Certain things can be done for you. In fact, if you can imagine this, I received in the mail, even though I am a registered Democrat right now, that may not last long. I’m going to shred that. I got this blue card. I was even going to bring it today.
This blue plastic card that says, “I am a member of the Republican Party.” Blue plastic, like a credit card, gold embossed, eagle, the whole business, a serial number. It was just like a communist party thing. What would a guy do with a thing like this? Show it to a policeman in case he was going to get a ticket? What do you do with this?
It’s an influence peddling kind of a scheme. I recall throughout the 80s receiving fundraising mail from the Republican Party that was basically an invitation to participate in insider trading. It went like this. How would you like to join the California Golden Circle? You pay $2,500 to get in, $1,500 a year in dues.
Now, here’s what you get. Advanced notice of upcoming legislation, invitations to dinners and social events. This is … I can’t quote it exactly, but I’m getting pretty close to the letter. It will be attended by the people from California who do the business, who really make the deals.
So in other words, if you pay, you’re going to be invited to these dinners where you get to sit next to these people who make the big deals. It’s like inviting me to join that club. It’s baffly. Then I get another letter. That one was signed by Claire W. Burgner.
I got another letter inviting me to … for $2,500. I could go in this junket to Washington, DC, where I get to attend a series of luncheons and dinners with DC political luminaries. They give you a list.

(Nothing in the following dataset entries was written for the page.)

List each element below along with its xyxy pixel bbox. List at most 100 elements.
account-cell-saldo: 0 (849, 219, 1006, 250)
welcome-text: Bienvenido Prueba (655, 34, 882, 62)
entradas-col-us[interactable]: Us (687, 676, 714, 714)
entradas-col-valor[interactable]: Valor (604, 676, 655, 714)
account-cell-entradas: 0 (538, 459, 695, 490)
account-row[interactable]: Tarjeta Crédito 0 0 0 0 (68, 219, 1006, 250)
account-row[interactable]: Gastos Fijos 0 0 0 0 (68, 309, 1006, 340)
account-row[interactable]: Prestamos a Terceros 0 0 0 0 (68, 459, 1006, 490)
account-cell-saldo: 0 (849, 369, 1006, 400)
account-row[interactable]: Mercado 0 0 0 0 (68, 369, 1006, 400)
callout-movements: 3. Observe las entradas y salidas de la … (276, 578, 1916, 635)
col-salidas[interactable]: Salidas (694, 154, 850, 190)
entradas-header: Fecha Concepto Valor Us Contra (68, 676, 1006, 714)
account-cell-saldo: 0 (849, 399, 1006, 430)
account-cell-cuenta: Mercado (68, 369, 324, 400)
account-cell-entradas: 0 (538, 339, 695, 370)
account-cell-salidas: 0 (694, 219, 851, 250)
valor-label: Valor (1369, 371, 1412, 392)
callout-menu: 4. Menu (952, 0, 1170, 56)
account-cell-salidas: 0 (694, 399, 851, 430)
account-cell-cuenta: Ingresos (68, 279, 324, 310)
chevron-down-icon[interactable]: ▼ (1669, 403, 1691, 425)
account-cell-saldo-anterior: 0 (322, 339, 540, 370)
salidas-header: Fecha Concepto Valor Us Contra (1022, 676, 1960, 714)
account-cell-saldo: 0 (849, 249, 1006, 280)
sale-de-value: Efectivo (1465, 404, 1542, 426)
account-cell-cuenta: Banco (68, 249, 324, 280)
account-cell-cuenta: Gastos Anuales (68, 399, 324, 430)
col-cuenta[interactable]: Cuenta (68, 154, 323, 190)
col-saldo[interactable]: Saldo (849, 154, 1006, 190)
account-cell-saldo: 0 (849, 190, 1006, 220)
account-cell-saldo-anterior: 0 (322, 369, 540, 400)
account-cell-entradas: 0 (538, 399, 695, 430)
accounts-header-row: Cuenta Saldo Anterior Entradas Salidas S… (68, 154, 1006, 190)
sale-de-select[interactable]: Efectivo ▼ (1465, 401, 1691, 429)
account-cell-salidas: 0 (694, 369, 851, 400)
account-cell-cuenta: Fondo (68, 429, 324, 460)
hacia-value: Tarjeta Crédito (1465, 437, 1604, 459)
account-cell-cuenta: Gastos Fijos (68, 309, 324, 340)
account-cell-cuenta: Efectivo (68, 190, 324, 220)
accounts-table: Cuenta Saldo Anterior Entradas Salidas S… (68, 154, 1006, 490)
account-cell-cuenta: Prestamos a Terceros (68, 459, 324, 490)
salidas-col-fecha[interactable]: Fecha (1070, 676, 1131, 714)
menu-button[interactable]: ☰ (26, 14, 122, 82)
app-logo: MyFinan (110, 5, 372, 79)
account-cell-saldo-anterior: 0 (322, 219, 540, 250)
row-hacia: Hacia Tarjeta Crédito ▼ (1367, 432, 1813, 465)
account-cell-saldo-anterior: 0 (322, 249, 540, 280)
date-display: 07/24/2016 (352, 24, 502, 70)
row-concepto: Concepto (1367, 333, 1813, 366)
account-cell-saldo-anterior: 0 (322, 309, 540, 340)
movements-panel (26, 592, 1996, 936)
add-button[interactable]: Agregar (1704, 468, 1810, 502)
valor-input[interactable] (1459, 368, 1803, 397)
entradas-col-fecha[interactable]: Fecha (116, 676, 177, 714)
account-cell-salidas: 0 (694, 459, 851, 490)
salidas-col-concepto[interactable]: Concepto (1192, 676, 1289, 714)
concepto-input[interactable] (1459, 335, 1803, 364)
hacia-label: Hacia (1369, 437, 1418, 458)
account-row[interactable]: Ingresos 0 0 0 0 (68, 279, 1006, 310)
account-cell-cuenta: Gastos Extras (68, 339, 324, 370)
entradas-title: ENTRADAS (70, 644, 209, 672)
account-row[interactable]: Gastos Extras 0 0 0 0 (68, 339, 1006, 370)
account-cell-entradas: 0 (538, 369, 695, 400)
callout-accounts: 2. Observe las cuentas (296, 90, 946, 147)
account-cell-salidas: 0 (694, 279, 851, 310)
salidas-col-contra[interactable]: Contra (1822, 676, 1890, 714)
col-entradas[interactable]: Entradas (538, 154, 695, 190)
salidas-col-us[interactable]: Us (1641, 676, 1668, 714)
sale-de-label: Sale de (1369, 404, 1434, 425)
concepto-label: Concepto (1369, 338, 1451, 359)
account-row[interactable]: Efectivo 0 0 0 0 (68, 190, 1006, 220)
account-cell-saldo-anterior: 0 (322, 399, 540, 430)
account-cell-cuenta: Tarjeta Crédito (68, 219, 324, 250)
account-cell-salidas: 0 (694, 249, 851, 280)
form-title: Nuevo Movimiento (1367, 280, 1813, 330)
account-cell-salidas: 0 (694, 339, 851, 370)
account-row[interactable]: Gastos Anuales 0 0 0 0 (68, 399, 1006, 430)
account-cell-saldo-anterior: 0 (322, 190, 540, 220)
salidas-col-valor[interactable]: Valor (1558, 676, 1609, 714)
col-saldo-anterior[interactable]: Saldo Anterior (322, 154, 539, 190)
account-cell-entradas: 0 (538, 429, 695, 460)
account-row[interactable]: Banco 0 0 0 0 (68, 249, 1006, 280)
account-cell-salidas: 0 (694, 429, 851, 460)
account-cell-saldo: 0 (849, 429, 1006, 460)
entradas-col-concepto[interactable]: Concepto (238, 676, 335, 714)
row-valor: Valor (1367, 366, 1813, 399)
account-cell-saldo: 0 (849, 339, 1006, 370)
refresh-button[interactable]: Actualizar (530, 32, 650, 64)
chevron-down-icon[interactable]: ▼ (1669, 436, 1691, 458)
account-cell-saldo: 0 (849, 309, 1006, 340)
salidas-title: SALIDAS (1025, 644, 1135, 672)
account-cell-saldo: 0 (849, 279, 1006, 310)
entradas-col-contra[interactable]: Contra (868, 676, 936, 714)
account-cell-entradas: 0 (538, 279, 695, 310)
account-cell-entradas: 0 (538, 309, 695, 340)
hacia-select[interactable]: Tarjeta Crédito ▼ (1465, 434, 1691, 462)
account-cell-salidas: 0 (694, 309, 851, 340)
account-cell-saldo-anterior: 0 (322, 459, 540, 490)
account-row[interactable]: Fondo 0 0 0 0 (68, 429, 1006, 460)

You are supposed to check off on the list who you want to be seated next to at these luncheons. Then there’s another box you had to check off that said, “It’s always possible that the president himself will come to one of these, so we need you to give us permission to run a security check on you and just authorize here.” There’s something weird about doing politics, mail order politics that way, and inviting people to get the edge on a business competitor by joining up certain political party, paying money, and to carry this to the most ridiculous extreme at the point where George Bush takes office. Being on a plane in Europe and picking up the International Herald Tribune and seeing a front page article about the distress of career diplomats at being stepped over by all of these political appointees that Bush had put in as the main consuls and whatever all over the world. Basically these were people who couldn’t speak the local language, had no knowledge of diplomacy, that had given $300,000 or more to the campaign. Throughout the last decade, you see examples where influence peddling, a dollar equals so many points towards your career as a diplomat.
What do you do with that? How can you have confidence in government anymore? Then you look at the media and they just look the other way.